Cała sytuacja miała miejsce w Bzowie, powiat świecki. Policjanci ze świeckiej drogówki próbowali zatrzymać do policyjnej kontroli opla corsę. Kierowca zupełnie jednak zignorował sygnały, jakie dawali mu mundurowi. Co więcej, mężczyzna przyspieszył i zaczął uciekać.
- Policjanci ruszyli w pościg za kierowcą. Ten nie zdołał daleko uciec, ponieważ nie dostosował prędkości do warunków ruchu, wpadł w poślizg i wjechał w płot jednej z pobliskich posesji - mówi sierż. szt. Joanna Tarkowska, oficer prasowy Komendanta Powiatowego Policji w Świeciu.

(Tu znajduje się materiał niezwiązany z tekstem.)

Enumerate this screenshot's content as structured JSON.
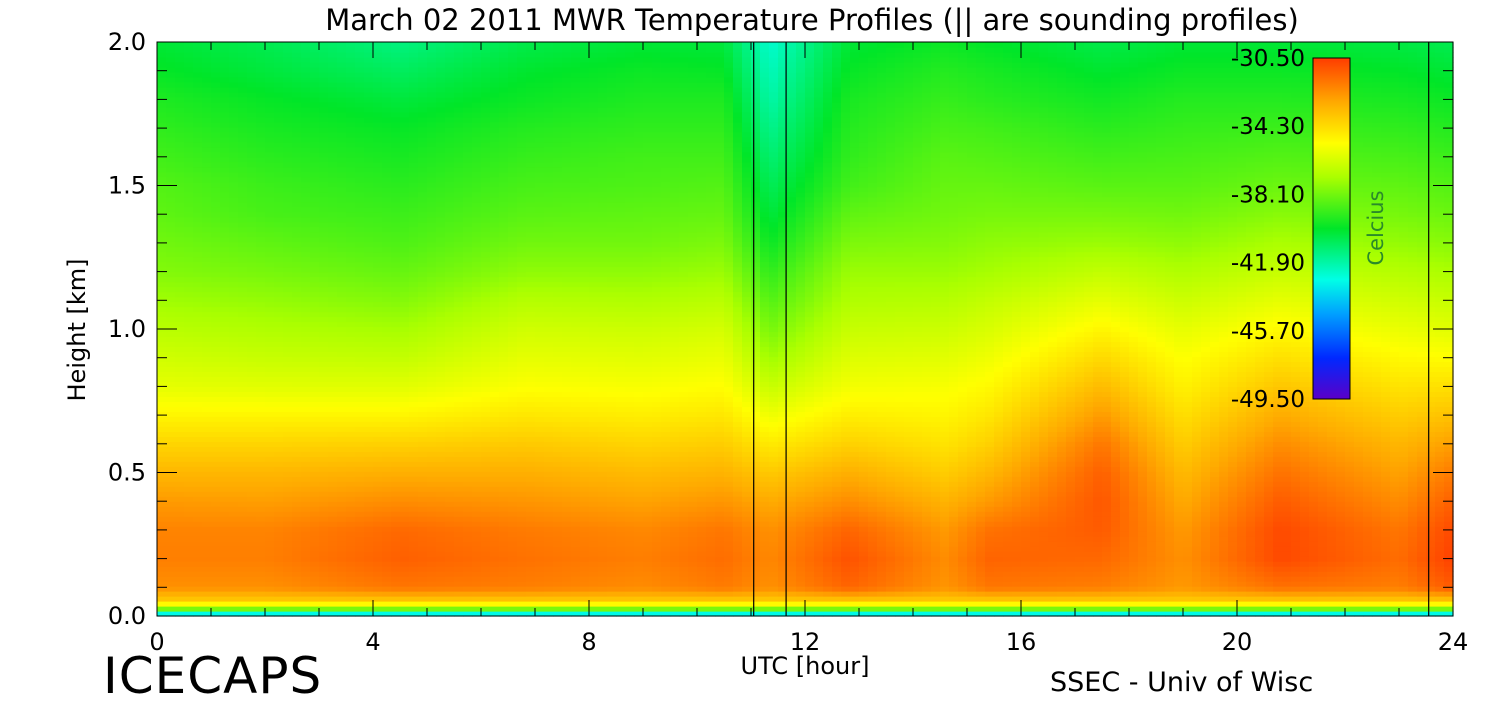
{
  "chart_data": {
    "type": "heatmap",
    "title": "March 02 2011 MWR Temperature Profiles (|| are sounding profiles)",
    "xlabel": "UTC [hour]",
    "ylabel": "Height [km]",
    "xlim": [
      0,
      24
    ],
    "ylim": [
      0,
      2.0
    ],
    "x_ticks": [
      "0",
      "4",
      "8",
      "12",
      "16",
      "20",
      "24"
    ],
    "y_ticks": [
      "0.0",
      "0.5",
      "1.0",
      "1.5",
      "2.0"
    ],
    "sounding_times_hours": [
      11.05,
      11.65,
      23.55
    ],
    "colorbar": {
      "label": "Celcius",
      "range": [
        -49.5,
        -30.5
      ],
      "ticks": [
        "-30.50",
        "-34.30",
        "-38.10",
        "-41.90",
        "-45.70",
        "-49.50"
      ]
    },
    "height_levels_km": [
      0,
      0.02,
      0.05,
      0.1,
      0.2,
      0.3,
      0.4,
      0.5,
      0.6,
      0.7,
      0.8,
      0.9,
      1.0,
      1.1,
      1.2,
      1.3,
      1.4,
      1.5,
      1.6,
      1.7,
      1.8,
      1.9,
      2.0
    ],
    "profiles": [
      {
        "t": 0.0,
        "temps": [
          -46,
          -39,
          -34,
          -32.4,
          -32.0,
          -32.1,
          -32.6,
          -33.3,
          -34.1,
          -35.0,
          -35.8,
          -36.3,
          -36.8,
          -37.3,
          -37.8,
          -38.1,
          -38.4,
          -38.6,
          -38.9,
          -39.2,
          -39.5,
          -39.9,
          -40.2
        ]
      },
      {
        "t": 2.0,
        "temps": [
          -46,
          -39,
          -34,
          -32.4,
          -32.0,
          -32.1,
          -32.7,
          -33.3,
          -34.1,
          -35.0,
          -35.9,
          -36.5,
          -37.0,
          -37.5,
          -38.0,
          -38.4,
          -38.8,
          -39.0,
          -39.3,
          -39.6,
          -39.9,
          -40.3,
          -40.6
        ]
      },
      {
        "t": 4.5,
        "temps": [
          -46,
          -39,
          -34,
          -31.8,
          -31.3,
          -31.5,
          -32.3,
          -33.1,
          -34.0,
          -35.0,
          -35.9,
          -36.6,
          -37.2,
          -37.8,
          -38.3,
          -38.7,
          -39.0,
          -39.3,
          -39.6,
          -39.9,
          -40.3,
          -40.8,
          -41.3
        ]
      },
      {
        "t": 6.8,
        "temps": [
          -46,
          -39,
          -34,
          -32.0,
          -31.7,
          -31.9,
          -32.5,
          -33.1,
          -33.8,
          -34.6,
          -35.3,
          -35.8,
          -36.3,
          -36.9,
          -37.6,
          -38.1,
          -38.5,
          -38.8,
          -39.1,
          -39.4,
          -39.8,
          -40.1,
          -40.5
        ]
      },
      {
        "t": 9.0,
        "temps": [
          -46,
          -39,
          -34,
          -32.3,
          -32.0,
          -32.2,
          -32.8,
          -33.4,
          -34.1,
          -34.8,
          -35.4,
          -35.9,
          -36.4,
          -37.0,
          -37.6,
          -38.1,
          -38.4,
          -38.7,
          -38.9,
          -39.2,
          -39.5,
          -39.8,
          -40.2
        ]
      },
      {
        "t": 10.5,
        "temps": [
          -46,
          -39,
          -34,
          -31.9,
          -31.6,
          -31.8,
          -32.5,
          -33.2,
          -33.9,
          -34.6,
          -35.2,
          -35.7,
          -36.2,
          -36.8,
          -37.4,
          -37.9,
          -38.3,
          -38.6,
          -38.9,
          -39.2,
          -39.5,
          -39.9,
          -40.3
        ]
      },
      {
        "t": 11.35,
        "temps": [
          -46,
          -39,
          -34,
          -32.4,
          -32.2,
          -32.4,
          -33.0,
          -33.8,
          -34.7,
          -35.6,
          -36.5,
          -37.3,
          -38.0,
          -38.6,
          -39.2,
          -39.8,
          -40.3,
          -40.7,
          -41.1,
          -41.5,
          -41.9,
          -42.2,
          -42.5
        ]
      },
      {
        "t": 12.8,
        "temps": [
          -46,
          -39,
          -34,
          -31.4,
          -31.0,
          -31.4,
          -32.3,
          -33.1,
          -34.0,
          -34.8,
          -35.5,
          -36.0,
          -36.5,
          -37.0,
          -37.4,
          -37.9,
          -38.4,
          -38.9,
          -39.2,
          -39.4,
          -39.6,
          -39.9,
          -40.2
        ]
      },
      {
        "t": 14.6,
        "temps": [
          -46,
          -39,
          -34,
          -32.5,
          -32.3,
          -32.6,
          -33.2,
          -33.9,
          -34.5,
          -35.0,
          -35.4,
          -35.9,
          -36.4,
          -36.9,
          -37.4,
          -37.8,
          -38.1,
          -38.3,
          -38.5,
          -38.8,
          -39.1,
          -39.4,
          -39.8
        ]
      },
      {
        "t": 15.4,
        "temps": [
          -46,
          -39,
          -34,
          -31.8,
          -31.4,
          -31.7,
          -32.6,
          -33.3,
          -34.0,
          -34.6,
          -35.1,
          -35.6,
          -36.1,
          -36.6,
          -37.2,
          -37.6,
          -38.0,
          -38.3,
          -38.6,
          -38.9,
          -39.3,
          -39.6,
          -40.0
        ]
      },
      {
        "t": 17.5,
        "temps": [
          -46,
          -39,
          -34,
          -32.0,
          -31.5,
          -31.2,
          -31.1,
          -31.3,
          -31.8,
          -32.6,
          -33.4,
          -34.2,
          -35.0,
          -35.8,
          -36.6,
          -37.4,
          -38.0,
          -38.5,
          -38.9,
          -39.3,
          -39.7,
          -40.1,
          -40.5
        ]
      },
      {
        "t": 19.0,
        "temps": [
          -46,
          -39,
          -34,
          -32.6,
          -32.4,
          -32.6,
          -33.0,
          -33.4,
          -33.9,
          -34.4,
          -34.9,
          -35.3,
          -35.8,
          -36.4,
          -37.0,
          -37.6,
          -38.1,
          -38.5,
          -38.8,
          -39.1,
          -39.4,
          -39.8,
          -40.2
        ]
      },
      {
        "t": 20.8,
        "temps": [
          -46,
          -39,
          -34,
          -31.7,
          -30.8,
          -30.8,
          -31.2,
          -31.7,
          -32.3,
          -33.0,
          -33.7,
          -34.4,
          -35.1,
          -35.8,
          -36.5,
          -37.1,
          -37.7,
          -38.2,
          -38.6,
          -39.0,
          -39.4,
          -39.8,
          -40.2
        ]
      },
      {
        "t": 23.0,
        "temps": [
          -46,
          -39,
          -34,
          -32.0,
          -31.6,
          -31.8,
          -32.3,
          -32.8,
          -33.3,
          -33.9,
          -34.5,
          -35.1,
          -35.7,
          -36.3,
          -36.9,
          -37.5,
          -38.0,
          -38.4,
          -38.8,
          -39.2,
          -39.6,
          -40.0,
          -40.4
        ]
      },
      {
        "t": 24.0,
        "temps": [
          -46,
          -39,
          -34,
          -31.2,
          -30.6,
          -30.8,
          -31.3,
          -31.9,
          -32.7,
          -33.6,
          -34.4,
          -35.2,
          -35.9,
          -36.5,
          -37.1,
          -37.7,
          -38.2,
          -38.6,
          -39.0,
          -39.4,
          -39.8,
          -40.2,
          -40.6
        ]
      }
    ]
  },
  "footer": {
    "project": "ICECAPS",
    "credit": "SSEC - Univ of Wisc"
  }
}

Mężczyzna, który wysiadł z auta, próbował ukryć się między budynkami, jednak szybko wpadł w ręce policjantów.
Podczas kontroli, okazało się, że oplem kierował 28-letni mieszkaniec Bydgoszczy. Stało się też jasne, dlaczego młody mężczyzna uciekał przed policjantami. - Chciał uniknąć kontroli, ponieważ nie posiadał prawa jazdy. Policjanci ustalili również, że mężczyzna ten był też poszukiwany do ustalenia miejsca zamieszkania.
Po zakończeniu czynności bydgoszczanin został zwolniony, jednak w związku z popełnionymi wykroczeniami został ukarany mandatami na łączną kwotę 1750 złotych.